Intervention de Pierre-Étienne Bisch

Réunion du jeudi 12 octobre 2023 à 9h10
Commission d'enquête sur les causes de l'incapacité de la france à atteindre les objectifs des plans successifs de maîtrise des impacts des produits phytosanitaires sur la santé humaine et environnementale et notamment sur les conditions de l'exercice des missions des autorités publiques en charge de la sécurité sanitaire

Pierre-Étienne Bisch, coordonnateur interministériel du Comité d'orientation stratégique du plan Écophyto :

En ce qui concerne la diversité et l'adaptation aux spécificités locales, je crois que le pouvoir réglementaire, bien que lointain, est en réalité assez efficace. Par exemple, ce n'est pas commode pour une autorité locale de gérer les questions des distances aux habitations à respecter pour la pulvérisation de produits, car les pressions locales sont beaucoup plus importantes. Il est plus pratique de régler ces questions en se basant sur une règle nationale, tout en laissant une marge d'adaptation aux autorités locales.
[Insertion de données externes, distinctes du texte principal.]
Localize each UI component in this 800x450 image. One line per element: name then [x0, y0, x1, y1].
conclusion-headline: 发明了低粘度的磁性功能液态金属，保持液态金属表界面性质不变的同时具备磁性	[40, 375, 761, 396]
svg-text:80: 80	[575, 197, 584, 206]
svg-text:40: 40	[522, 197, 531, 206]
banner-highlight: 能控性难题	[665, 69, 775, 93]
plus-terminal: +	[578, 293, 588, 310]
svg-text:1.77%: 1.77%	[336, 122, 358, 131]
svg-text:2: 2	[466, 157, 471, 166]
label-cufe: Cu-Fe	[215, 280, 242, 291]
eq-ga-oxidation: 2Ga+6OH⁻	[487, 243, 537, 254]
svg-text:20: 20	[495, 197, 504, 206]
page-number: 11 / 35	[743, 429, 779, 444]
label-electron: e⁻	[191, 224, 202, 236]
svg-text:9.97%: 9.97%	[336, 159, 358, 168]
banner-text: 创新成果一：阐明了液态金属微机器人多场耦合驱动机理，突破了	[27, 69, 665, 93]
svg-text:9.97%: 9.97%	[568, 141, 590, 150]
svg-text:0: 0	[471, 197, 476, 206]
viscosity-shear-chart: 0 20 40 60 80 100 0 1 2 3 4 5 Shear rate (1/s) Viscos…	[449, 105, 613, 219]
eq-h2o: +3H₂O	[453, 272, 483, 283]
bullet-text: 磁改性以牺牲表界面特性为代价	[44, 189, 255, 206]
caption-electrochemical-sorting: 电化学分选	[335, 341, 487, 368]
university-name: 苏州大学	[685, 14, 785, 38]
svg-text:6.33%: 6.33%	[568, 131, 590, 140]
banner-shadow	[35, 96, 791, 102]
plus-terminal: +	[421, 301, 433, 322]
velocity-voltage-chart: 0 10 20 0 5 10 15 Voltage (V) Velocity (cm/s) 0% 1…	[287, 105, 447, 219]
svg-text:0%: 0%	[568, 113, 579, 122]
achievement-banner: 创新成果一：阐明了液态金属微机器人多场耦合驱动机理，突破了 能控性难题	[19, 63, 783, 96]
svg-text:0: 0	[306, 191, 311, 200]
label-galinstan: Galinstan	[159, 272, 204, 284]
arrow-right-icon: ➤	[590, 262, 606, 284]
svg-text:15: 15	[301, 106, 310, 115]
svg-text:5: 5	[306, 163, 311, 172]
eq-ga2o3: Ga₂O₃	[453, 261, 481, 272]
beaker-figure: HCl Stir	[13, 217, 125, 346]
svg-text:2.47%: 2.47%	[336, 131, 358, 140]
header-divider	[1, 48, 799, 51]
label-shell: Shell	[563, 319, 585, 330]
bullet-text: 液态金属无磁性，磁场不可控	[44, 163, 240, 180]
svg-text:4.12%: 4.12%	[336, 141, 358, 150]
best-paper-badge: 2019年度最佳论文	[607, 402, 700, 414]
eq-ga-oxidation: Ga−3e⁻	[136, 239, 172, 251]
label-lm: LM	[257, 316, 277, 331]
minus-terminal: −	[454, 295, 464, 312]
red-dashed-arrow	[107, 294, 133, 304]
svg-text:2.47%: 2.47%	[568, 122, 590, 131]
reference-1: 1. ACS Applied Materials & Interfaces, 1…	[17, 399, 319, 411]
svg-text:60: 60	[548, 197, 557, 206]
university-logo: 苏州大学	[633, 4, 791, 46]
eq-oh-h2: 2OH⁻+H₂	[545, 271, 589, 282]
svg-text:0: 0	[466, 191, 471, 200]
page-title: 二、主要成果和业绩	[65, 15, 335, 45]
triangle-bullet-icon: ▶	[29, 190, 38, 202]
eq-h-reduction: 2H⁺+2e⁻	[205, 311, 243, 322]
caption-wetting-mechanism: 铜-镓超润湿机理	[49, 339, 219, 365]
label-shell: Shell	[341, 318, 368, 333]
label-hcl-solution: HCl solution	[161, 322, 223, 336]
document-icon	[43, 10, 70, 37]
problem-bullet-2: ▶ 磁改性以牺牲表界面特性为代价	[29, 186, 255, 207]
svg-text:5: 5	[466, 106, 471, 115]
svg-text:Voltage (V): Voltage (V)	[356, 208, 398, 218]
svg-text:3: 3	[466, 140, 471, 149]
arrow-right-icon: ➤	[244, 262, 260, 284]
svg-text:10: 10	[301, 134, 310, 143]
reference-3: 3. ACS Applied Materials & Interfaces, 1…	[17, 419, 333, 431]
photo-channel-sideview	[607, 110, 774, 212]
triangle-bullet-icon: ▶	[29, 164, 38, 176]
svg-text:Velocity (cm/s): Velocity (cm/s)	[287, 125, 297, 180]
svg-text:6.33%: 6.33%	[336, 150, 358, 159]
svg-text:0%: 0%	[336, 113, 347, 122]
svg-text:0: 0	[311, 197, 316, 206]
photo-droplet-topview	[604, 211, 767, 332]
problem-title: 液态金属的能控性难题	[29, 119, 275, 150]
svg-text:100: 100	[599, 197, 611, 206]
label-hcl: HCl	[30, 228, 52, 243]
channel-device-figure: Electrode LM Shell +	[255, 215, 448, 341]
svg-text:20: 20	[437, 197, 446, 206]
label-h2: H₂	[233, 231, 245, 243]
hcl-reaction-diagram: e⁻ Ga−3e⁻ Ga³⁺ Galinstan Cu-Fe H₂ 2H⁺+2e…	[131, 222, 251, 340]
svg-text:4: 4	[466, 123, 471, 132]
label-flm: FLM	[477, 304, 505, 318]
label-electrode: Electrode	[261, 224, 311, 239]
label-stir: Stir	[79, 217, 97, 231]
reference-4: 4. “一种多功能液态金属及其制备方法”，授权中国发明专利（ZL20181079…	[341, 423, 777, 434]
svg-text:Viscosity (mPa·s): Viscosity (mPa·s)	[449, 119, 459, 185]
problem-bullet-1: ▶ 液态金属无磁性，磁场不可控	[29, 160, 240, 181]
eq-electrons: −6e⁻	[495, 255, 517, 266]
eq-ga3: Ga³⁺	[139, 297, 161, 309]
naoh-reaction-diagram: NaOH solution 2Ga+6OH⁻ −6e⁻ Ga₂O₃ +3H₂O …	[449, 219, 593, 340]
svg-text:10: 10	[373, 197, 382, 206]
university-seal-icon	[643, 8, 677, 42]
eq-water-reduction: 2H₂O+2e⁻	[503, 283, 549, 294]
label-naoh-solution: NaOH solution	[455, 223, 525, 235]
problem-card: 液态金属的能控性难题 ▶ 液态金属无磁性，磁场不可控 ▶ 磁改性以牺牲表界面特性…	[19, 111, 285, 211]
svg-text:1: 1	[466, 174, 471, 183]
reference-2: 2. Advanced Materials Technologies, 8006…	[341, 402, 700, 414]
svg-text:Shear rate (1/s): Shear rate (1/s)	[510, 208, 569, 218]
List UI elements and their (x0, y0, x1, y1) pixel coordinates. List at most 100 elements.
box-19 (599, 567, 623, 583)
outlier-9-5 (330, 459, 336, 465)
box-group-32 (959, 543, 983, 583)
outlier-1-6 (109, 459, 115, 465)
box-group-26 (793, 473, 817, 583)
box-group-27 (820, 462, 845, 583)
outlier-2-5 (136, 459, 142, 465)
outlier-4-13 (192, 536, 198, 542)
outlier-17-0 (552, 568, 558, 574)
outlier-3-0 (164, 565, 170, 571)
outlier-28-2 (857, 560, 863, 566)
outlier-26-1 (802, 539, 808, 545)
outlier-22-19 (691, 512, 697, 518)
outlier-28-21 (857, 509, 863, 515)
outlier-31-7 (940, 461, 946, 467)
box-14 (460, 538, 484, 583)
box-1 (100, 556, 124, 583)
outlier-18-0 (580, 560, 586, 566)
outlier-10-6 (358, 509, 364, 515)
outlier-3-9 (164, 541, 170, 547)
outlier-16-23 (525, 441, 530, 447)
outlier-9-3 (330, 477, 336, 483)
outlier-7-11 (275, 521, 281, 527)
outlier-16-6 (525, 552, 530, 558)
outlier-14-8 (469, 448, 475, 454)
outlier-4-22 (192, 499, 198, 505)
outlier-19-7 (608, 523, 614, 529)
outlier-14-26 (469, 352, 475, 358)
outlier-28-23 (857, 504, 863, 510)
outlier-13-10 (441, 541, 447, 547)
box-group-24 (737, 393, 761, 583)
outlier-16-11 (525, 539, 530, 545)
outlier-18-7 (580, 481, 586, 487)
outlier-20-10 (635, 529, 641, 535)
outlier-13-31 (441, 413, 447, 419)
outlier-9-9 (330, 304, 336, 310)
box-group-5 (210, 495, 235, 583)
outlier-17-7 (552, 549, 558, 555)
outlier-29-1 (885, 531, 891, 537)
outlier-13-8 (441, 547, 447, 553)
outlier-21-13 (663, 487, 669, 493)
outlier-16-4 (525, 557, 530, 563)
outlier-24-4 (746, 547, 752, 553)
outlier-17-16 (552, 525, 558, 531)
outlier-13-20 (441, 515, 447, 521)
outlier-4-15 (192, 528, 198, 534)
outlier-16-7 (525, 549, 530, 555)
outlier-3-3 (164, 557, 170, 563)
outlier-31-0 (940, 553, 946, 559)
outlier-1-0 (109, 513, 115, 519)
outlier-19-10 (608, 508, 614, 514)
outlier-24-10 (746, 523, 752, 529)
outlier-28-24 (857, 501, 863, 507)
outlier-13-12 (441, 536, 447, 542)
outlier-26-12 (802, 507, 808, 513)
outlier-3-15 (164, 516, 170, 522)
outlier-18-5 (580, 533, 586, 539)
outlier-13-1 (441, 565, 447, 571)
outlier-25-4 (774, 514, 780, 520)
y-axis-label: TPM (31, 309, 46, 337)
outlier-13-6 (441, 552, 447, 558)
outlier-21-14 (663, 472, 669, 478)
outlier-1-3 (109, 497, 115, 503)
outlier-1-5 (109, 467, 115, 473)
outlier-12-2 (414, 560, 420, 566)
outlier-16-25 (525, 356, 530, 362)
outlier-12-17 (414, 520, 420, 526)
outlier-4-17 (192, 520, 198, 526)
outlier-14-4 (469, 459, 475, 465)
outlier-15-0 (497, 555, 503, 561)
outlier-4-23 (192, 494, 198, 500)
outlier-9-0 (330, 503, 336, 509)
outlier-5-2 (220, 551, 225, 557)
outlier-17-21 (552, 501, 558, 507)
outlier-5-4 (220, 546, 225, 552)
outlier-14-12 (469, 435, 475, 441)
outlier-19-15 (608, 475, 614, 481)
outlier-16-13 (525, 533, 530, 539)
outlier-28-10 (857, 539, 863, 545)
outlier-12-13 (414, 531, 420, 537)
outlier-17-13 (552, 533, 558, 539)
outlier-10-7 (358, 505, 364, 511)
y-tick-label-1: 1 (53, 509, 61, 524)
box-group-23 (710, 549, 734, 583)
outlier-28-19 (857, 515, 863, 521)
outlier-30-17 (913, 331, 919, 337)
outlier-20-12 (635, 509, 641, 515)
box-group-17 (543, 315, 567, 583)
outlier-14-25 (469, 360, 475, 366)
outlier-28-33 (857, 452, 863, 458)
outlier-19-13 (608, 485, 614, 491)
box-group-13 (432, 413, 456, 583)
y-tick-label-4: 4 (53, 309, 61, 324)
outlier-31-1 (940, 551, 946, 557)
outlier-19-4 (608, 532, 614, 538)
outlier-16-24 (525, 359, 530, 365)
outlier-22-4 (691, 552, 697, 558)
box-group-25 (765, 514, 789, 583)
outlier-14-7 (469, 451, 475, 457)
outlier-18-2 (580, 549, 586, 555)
Dans un esprit de décentralisation, l'idée d'une modification constitutionnelle flotte depuis un quinquennat et demi pour offrir une marge d'adaptation aux autorités territoriales, principalement les collectivités locales. Lorsque j'étais préfet de région, nous avions temporairement bénéficié d'un pouvoir d'évocation, qui permet de se saisir de la compétence des collègues départementaux pour harmoniser les positions - notamment sur les éoliennes – et éviter les effets de frontières entre départements. Je suis désormais à la retraite et je ne sais pas si cet outil a prospéré.

En France, nous sommes, depuis Charlemagne, obsédés par l'unité nationale et nous n'autorisons les pouvoirs locaux autonomes que dans les territoires ultrapériphériques. La capacité de décider de sa compétence, qui est le principe de l'autonomie – que nous donnerons peut-être en partie un jour à la Corse –, ne fait pas partie de la culture française. Je ne suis pas un jacobin intransigeant mais nous avons un blocage psychologique profond en France sur ces sujets. C'est regrettable.

Par ailleurs, lorsque l'accompagnement des fermes Dephy est en place, l'expérience est très satisfaisante. La chambre d'agriculture met à disposition un conseiller, grâce à des fonds de l'État. Cependant, il arrive fréquemment que l'agriculteur possède une expertise plus poussée que le conseiller. Parfois, les conseillers n'ont pas une expérience personnelle en tant qu'agriculteurs, même s'ils ont suivi de bonnes études agronomiques. La clé réside dans la collaboration et les synergies entre les deux parties. Souvent, un accompagnateur s'occupe de plusieurs fermes Dephys, ce qui constitue un modèle intéressant. Toutefois, si l'on veut étendre le bénéfice de cet accompagnement à des personnes à l'extérieur du système pour les y faire entrer, cela suppose des financements importants. Le choix est donc d'ordre politique.

Mme la Première Ministre, à l'époque où elle était ministre de l'Écologie, avait cosigné la maquette Écophyto avec la plus grande attention quant au montant et au contenu des actions financées. Il est essentiel de maintenir cette exigence. Je pense que l'enjeu est aujourd'hui de parvenir à recharger la confiance dans Écophyto pour recharger la dépense dans Écophyto. Sinon, il faut envisager d'affecter différemment ces crédits, par exemple pour compenser les pertes encourues lorsque les agriculteurs achètent des équipements de désherbage électriques ou à moteur. Il y a en effet des enjeux de financement importants dans le machinisme agricole.